Ma naissance, le 30 janvier 1948, lui a donné le statut de grand-père à l’âge de 52 ans. Au séminaire, mon grand-père a rencontré Xavier de Chalendar, qui m’avait baptisé. Celui-ci racontait qu’un jour où ils se promenaient tous les deux dans le jardin du séminaire, il avait demandé à mon grand-père ce qu’il pensait de tel de leur professeur, et que mon grand-père lui avait répondu qu’il n’avait pas l’habitude de juger ses supérieurs.

Une fois ordonné prêtre, en 1955, pour le Diocèse d’Autun, Jean Lacaille d’Esse, qui aurait aimé être curé de campagne, a été nommé vicaire de l’Eglise Notre-Dame, située sur la place du Champ de Mars à Autun. Après
un peu plus d’une année il a été nommé aumônier des sœurs du Saint-Sacrement, tandis qu’il s’occupait à mi-temps, à l’Evêché d’Autun, de la Mutuelle Saint-Martin (la mutuelle des prêtres).

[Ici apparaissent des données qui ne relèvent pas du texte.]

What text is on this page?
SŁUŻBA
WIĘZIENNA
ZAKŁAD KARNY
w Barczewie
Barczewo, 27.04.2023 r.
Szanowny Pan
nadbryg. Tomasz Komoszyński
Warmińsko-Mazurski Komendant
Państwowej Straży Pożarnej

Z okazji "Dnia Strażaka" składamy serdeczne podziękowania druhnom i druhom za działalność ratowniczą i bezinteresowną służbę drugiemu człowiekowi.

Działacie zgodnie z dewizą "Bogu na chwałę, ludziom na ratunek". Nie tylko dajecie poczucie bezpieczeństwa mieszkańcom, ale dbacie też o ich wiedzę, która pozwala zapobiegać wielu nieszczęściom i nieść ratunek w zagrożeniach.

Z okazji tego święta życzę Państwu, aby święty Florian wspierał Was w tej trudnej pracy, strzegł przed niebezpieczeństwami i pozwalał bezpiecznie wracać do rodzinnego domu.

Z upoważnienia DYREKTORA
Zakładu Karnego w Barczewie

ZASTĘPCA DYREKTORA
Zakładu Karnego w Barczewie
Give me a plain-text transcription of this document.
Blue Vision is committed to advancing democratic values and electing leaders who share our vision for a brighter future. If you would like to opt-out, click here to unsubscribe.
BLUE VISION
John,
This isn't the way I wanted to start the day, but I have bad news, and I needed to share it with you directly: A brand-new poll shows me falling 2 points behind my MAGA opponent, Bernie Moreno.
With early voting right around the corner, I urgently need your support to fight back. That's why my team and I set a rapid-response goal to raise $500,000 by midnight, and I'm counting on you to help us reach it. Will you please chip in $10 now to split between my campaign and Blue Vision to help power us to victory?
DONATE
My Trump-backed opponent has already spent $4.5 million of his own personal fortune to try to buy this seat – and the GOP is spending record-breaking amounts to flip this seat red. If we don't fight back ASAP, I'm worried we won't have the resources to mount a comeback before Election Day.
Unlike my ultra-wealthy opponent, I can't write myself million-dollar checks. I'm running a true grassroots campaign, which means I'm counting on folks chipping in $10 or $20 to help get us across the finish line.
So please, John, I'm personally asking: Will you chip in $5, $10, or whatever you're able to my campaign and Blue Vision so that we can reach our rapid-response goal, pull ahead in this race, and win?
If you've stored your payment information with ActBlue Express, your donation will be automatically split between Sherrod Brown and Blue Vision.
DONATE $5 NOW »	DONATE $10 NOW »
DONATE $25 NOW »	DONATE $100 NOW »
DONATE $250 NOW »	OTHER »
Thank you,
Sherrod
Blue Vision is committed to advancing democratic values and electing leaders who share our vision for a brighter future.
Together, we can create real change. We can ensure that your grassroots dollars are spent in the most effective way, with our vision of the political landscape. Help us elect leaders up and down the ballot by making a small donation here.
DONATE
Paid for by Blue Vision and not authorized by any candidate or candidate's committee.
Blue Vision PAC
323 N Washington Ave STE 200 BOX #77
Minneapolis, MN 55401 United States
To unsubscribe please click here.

Il avait décliné le poste de directeur du collège de garçons Saint-Lazare pour lequel le désignaient ses anciennes fonctions de directeur de l’Ecole Navale. Il a expliqué en famille (l’a-t-il dit à l’Evêque ?) qu’à l’Ecole Navale il n’avait par hypothèse pas à faire aux parents d’élèves, tandis qu’à Saint-Lazare il aurait eu de nombreux rapports avec eux et qu’il pensait ne pas être assez diplomate pour pouvoir leur dire quand il le faudrait : « votre fils est nul » avec les mots appropriés et sans les blesser.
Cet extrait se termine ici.